For a flat crystal surface aligned to a low-order plane with perhaps a 2D periodic overlayer, the directions of the diffracted spots can generally be reproduced from the electron beam momentum and the reciprocal vectors at the surfaces, but the intensities are a challenge to simulate because low energy electrons interact strongly with each atom and really with individual electrons within each atom.

Nonetheless a very helpful level of agreement between simulated and measured intensity versus incident electron energy curves (or I/V curves) has led to solutions for a large number of complex surface constructions.

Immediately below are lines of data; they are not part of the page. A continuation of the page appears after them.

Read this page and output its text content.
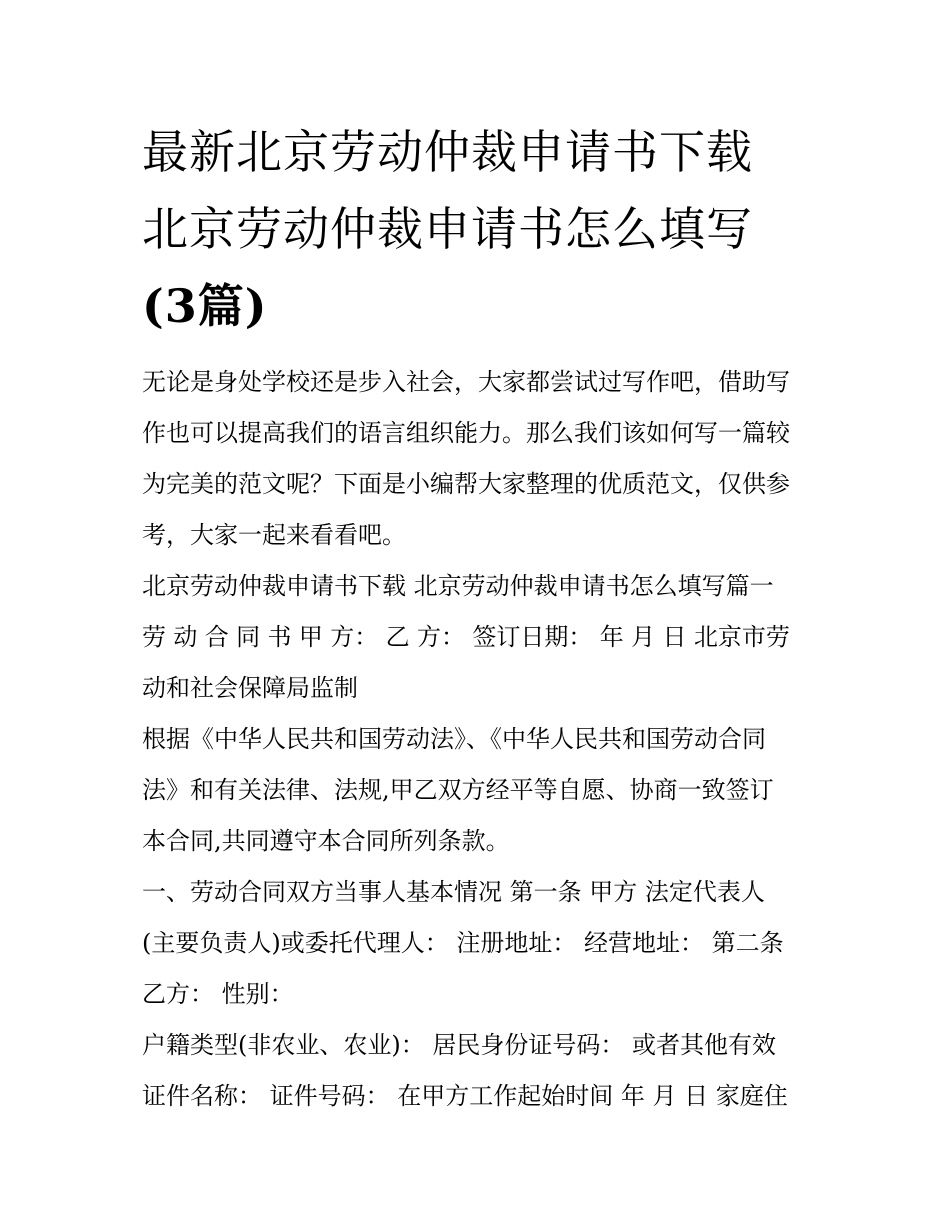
最新北京劳动仲裁申请书下载
北京劳动仲裁申请书怎么填写
(3篇)

无论是身处学校还是步入社会，大家都尝试过写作吧，借助写
作也可以提高我们的语言组织能力。那么我们该如何写一篇较
为完美的范文呢？下面是小编帮大家整理的优质范文，仅供参
考，大家一起来看看吧。

北京劳动仲裁申请书下载 北京劳动仲裁申请书怎么填写篇一
劳 动 合 同 书 甲 方： 乙 方： 签订日期： 年 月 日 北京市劳
动和社会保障局监制

根据《中华人民共和国劳动法》、《中华人民共和国劳动合同
法》和有关法律、法规,甲乙双方经平等自愿、协商一致签订
本合同,共同遵守本合同所列条款。

一、劳动合同双方当事人基本情况 第一条 甲方 法定代表人
(主要负责人)或委托代理人： 注册地址： 经营地址： 第二条
乙方： 性别：

户籍类型(非农业、农业)： 居民身份证号码： 或者其他有效
证件名称： 证件号码： 在甲方工作起始时间 年 月 日 家庭住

From what I understand these self-consistent dynamical diffraction simulations are based on models for:

  • the physical locations of each atom within the unit cells of the bulk and of the 2D overlayer
  • the geometry of the orientations of these, and spacings between layers near the surface
  • the amplitude and phase shift of electron waves at a given energy passing through and scattered by each atom
  • the "internal energy" of the electron as a function of depth, which for say a 50 eV electron can be another 10 eV or so
  • the way the scattered waves add and produce back-diffracted intensities

I'm currently reading about this kind of simulation in hopes of doing it myself, but I'm overwhelmed by the apparent complexity. One reason for this may be that there is a lot of literature on this from an earlier time when the topic was hot but computers were relatively slow, so a lot of work went into optimization of the algorithms for best performance rather than simplicity of approach.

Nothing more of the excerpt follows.